ECLI:NL:HR:2000:AA7993
Hoge Raad
- Cassatie
- E. Korthals Altes
- G.J. Zuurmond
- A.G. Pos
- L. Monné
- C.B. Bavinck
- Rechtspraak.nl
Cassatie van X B.V. tegen de Centrale Raad van Beroep over premieplichtig loon en aandelenspaarplan
In deze zaak gaat het om een cassatieberoep van X B.V. tegen de uitspraak van de Centrale Raad van Beroep van 14 april 1999. De Centrale Raad had eerder een besluit van het bestuur van de voormalige Bedrijfsvereniging voor Bank- en Verzekeringswezen, Groothandel en Vrije Beroepen (thans Landelijk instituut sociale verzekeringen, Lisv) bevestigd, waarbij aan X B.V. correctienota’s waren opgelegd over de premietijdvakken van 1990 tot en met 1993. Deze correctienota’s waren het gevolg van voordelen die werknemers van X B.V. genoten uit een aandelenspaarplan, dat door de moedermaatschappij A Corporation was opgezet.

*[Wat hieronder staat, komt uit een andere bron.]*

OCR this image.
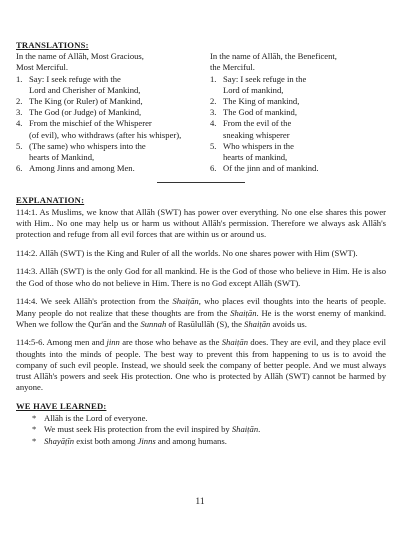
TRANSLATIONS:
In the name of Allāh, Most Gracious,
Most Merciful.
1. Say: I seek refuge with the
Lord and Cherisher of Mankind,
2. The King (or Ruler) of Mankind,
3. The God (or Judge) of Mankind,
4. From the mischief of the Whisperer
(of evil), who withdraws (after his whisper),
5. (The same) who whispers into the
hearts of Mankind,
6. Among Jinns and among Men.
In the name of Allāh, the Beneficent,
the Merciful.
1. Say: I seek refuge in the
Lord of mankind,
2. The King of mankind,
3. The God of mankind,
4. From the evil of the
sneaking whisperer
5. Who whispers in the
hearts of mankind,
6. Of the jinn and of mankind.
EXPLANATION:

114:1. As Muslims, we know that Allāh (SWT) has power over everything. No one else shares this power with Him.. No one may help us or harm us without Allāh's permission. Therefore we always ask Allāh's protection and refuge from all evil forces that are within us or around us.

114:2. Allāh (SWT) is the King and Ruler of all the worlds. No one shares power with Him (SWT).

114:3. Allāh (SWT) is the only God for all mankind. He is the God of those who believe in Him. He is also the God of those who do not believe in Him. There is no God except Allāh (SWT).

114:4. We seek Allāh's protection from the Shaiṭān, who places evil thoughts into the hearts of people. Many people do not realize that these thoughts are from the Shaiṭān. He is the worst enemy of mankind. When we follow the Qur'ān and the Sunnah of Rasūlullāh (S), the Shaiṭān avoids us.

114:5-6. Among men and jinn are those who behave as the Shaiṭān does. They are evil, and they place evil thoughts into the minds of people. The best way to prevent this from happening to us is to avoid the company of such evil people. Instead, we should seek the company of better people. And we must always trust Allāh's powers and seek His protection. One who is protected by Allāh (SWT) cannot be harmed by anyone.

WE HAVE LEARNED:
* Allāh is the Lord of everyone.
* We must seek His protection from the evil inspired by Shaiṭān.
* Shayāṭīn exist both among Jinns and among humans.
11
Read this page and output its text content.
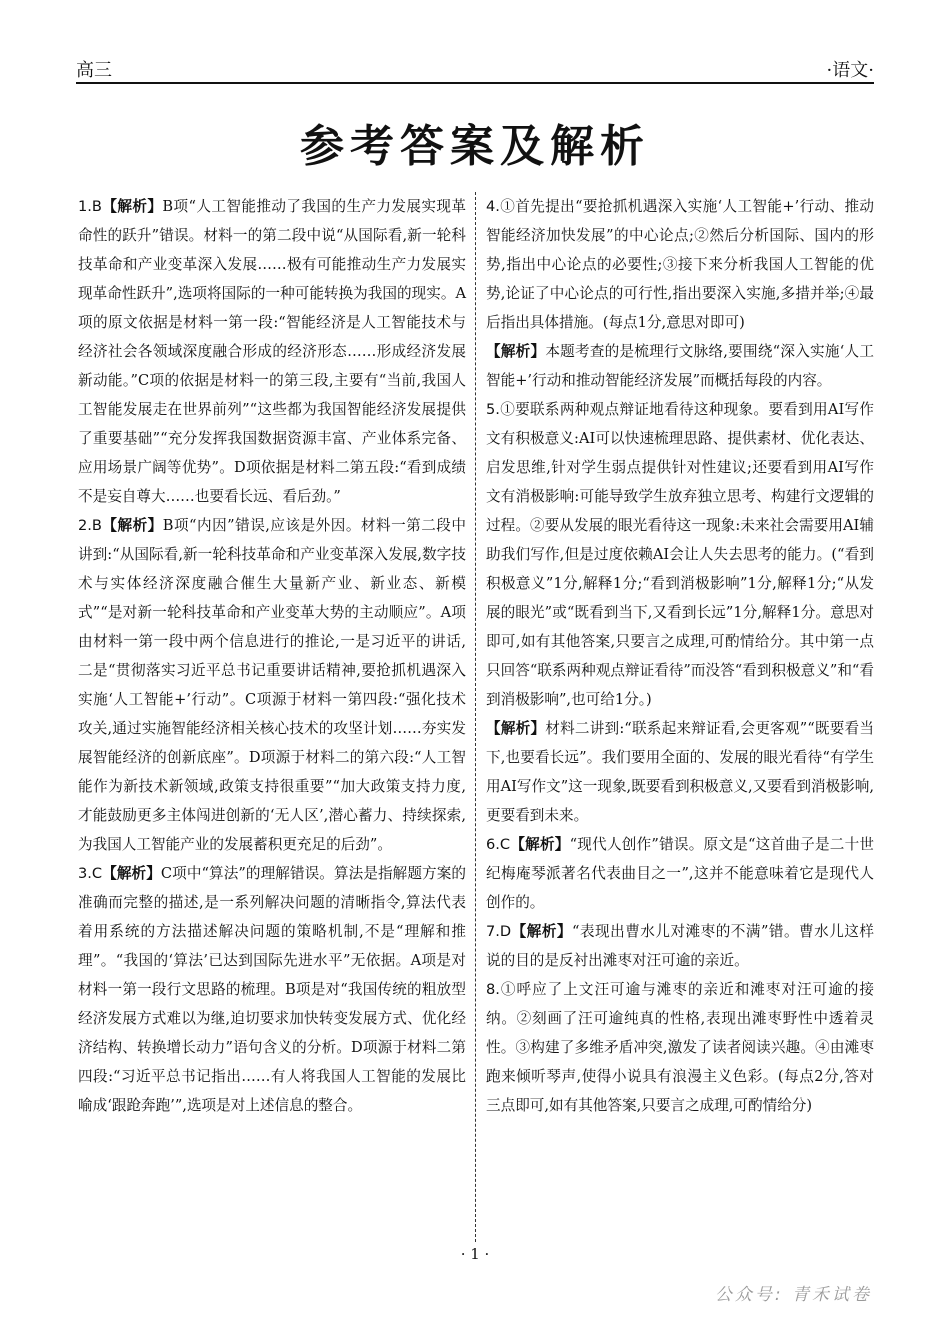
高三	·语文·
参考答案及解析

1.B【解析】B项“人工智能推动了我国的生产力发展实现革命性的跃升”错误。材料一的第二段中说“从国际看,新一轮科技革命和产业变革深入发展……极有可能推动生产力发展实现革命性跃升”,选项将国际的一种可能转换为我国的现实。A项的原文依据是材料一第一段:“智能经济是人工智能技术与经济社会各领域深度融合形成的经济形态……形成经济发展新动能。”C项的依据是材料一的第三段,主要有“当前,我国人工智能发展走在世界前列”“这些都为我国智能经济发展提供了重要基础”“充分发挥我国数据资源丰富、产业体系完备、应用场景广阔等优势”。D项依据是材料二第五段:“看到成绩不是妄自尊大……也要看长远、看后劲。”

2.B【解析】B项“内因”错误,应该是外因。材料一第二段中讲到:“从国际看,新一轮科技革命和产业变革深入发展,数字技术与实体经济深度融合催生大量新产业、新业态、新模式”“是对新一轮科技革命和产业变革大势的主动顺应”。A项由材料一第一段中两个信息进行的推论,一是习近平的讲话,二是“贯彻落实习近平总书记重要讲话精神,要抢抓机遇深入实施‘人工智能+’行动”。C项源于材料一第四段:“强化技术攻关,通过实施智能经济相关核心技术的攻坚计划……夯实发展智能经济的创新底座”。D项源于材料二的第六段:“人工智能作为新技术新领域,政策支持很重要”“加大政策支持力度,才能鼓励更多主体闯进创新的‘无人区’,潜心蓄力、持续探索,为我国人工智能产业的发展蓄积更充足的后劲”。

3.C【解析】C项中“算法”的理解错误。算法是指解题方案的准确而完整的描述,是一系列解决问题的清晰指令,算法代表着用系统的方法描述解决问题的策略机制,不是“理解和推理”。“我国的‘算法’已达到国际先进水平”无依据。A项是对材料一第一段行文思路的梳理。B项是对“我国传统的粗放型经济发展方式难以为继,迫切要求加快转变发展方式、优化经济结构、转换增长动力”语句含义的分析。D项源于材料二第四段:“习近平总书记指出……有人将我国人工智能的发展比喻成‘跟跄奔跑’”,选项是对上述信息的整合。

4.①首先提出“要抢抓机遇深入实施‘人工智能+’行动、推动智能经济加快发展”的中心论点;②然后分析国际、国内的形势,指出中心论点的必要性;③接下来分析我国人工智能的优势,论证了中心论点的可行性,指出要深入实施,多措并举;④最后指出具体措施。(每点1分,意思对即可)

【解析】本题考查的是梳理行文脉络,要围绕“深入实施‘人工智能+’行动和推动智能经济发展”而概括每段的内容。

5.①要联系两种观点辩证地看待这种现象。要看到用AI写作文有积极意义:AI可以快速梳理思路、提供素材、优化表达、启发思维,针对学生弱点提供针对性建议;还要看到用AI写作文有消极影响:可能导致学生放弃独立思考、构建行文逻辑的过程。②要从发展的眼光看待这一现象:未来社会需要用AI辅助我们写作,但是过度依赖AI会让人失去思考的能力。(“看到积极意义”1分,解释1分;“看到消极影响”1分,解释1分;“从发展的眼光”或“既看到当下,又看到长远”1分,解释1分。意思对即可,如有其他答案,只要言之成理,可酌情给分。其中第一点只回答“联系两种观点辩证看待”而没答“看到积极意义”和“看到消极影响”,也可给1分。)

【解析】材料二讲到:“联系起来辩证看,会更客观”“既要看当下,也要看长远”。我们要用全面的、发展的眼光看待“有学生用AI写作文”这一现象,既要看到积极意义,又要看到消极影响,更要看到未来。

6.C【解析】“现代人创作”错误。原文是“这首曲子是二十世纪梅庵琴派著名代表曲目之一”,这并不能意味着它是现代人创作的。

7.D【解析】“表现出曹水儿对滩枣的不满”错。曹水儿这样说的目的是反衬出滩枣对汪可逾的亲近。

8.①呼应了上文汪可逾与滩枣的亲近和滩枣对汪可逾的接纳。②刻画了汪可逾纯真的性格,表现出滩枣野性中透着灵性。③构建了多维矛盾冲突,激发了读者阅读兴趣。④由滩枣跑来倾听琴声,使得小说具有浪漫主义色彩。(每点2分,答对三点即可,如有其他答案,只要言之成理,可酌情给分)

· 1 ·
公众号: 青禾试卷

Het bestuur van de Bedrijfsvereniging had in 1994 deze correctienota’s opgelegd, die na bezwaar door het bestuur werden gehandhaafd. X B.V. heeft hiertegen beroep ingesteld bij de Arrondissementsrechtbank te Utrecht, die het beroep ongegrond verklaarde. Vervolgens heeft X B.V. hoger beroep ingesteld bij de Centrale Raad van Beroep, die de uitspraak van de rechtbank bevestigde.
In cassatie heeft de Hoge Raad vastgesteld dat de Centrale Raad van Beroep terecht heeft geoordeeld dat het voordeel dat werknemers genoten uit het aandelenspaarplan als premieplichtig loon moet worden aangemerkt. De Hoge Raad oordeelt dat, indien een werknemer in de zin van de Coördinatiewet Sociale Verzekering (CSV) een voordeel geniet van een andere concernmaatschappij, dit voordeel alleen als premieplichtig loon kan worden aangemerkt indien het voordeel wordt verstrekt in opdracht van en voor rekening van de werkgever. De Hoge Raad concludeert dat de Centrale Raad de juiste slotsom heeft getrokken, en dat de middelen van X B.V. falen. De Hoge Raad verwerpt het beroep en acht geen termen aanwezig voor een veroordeling in de proceskosten.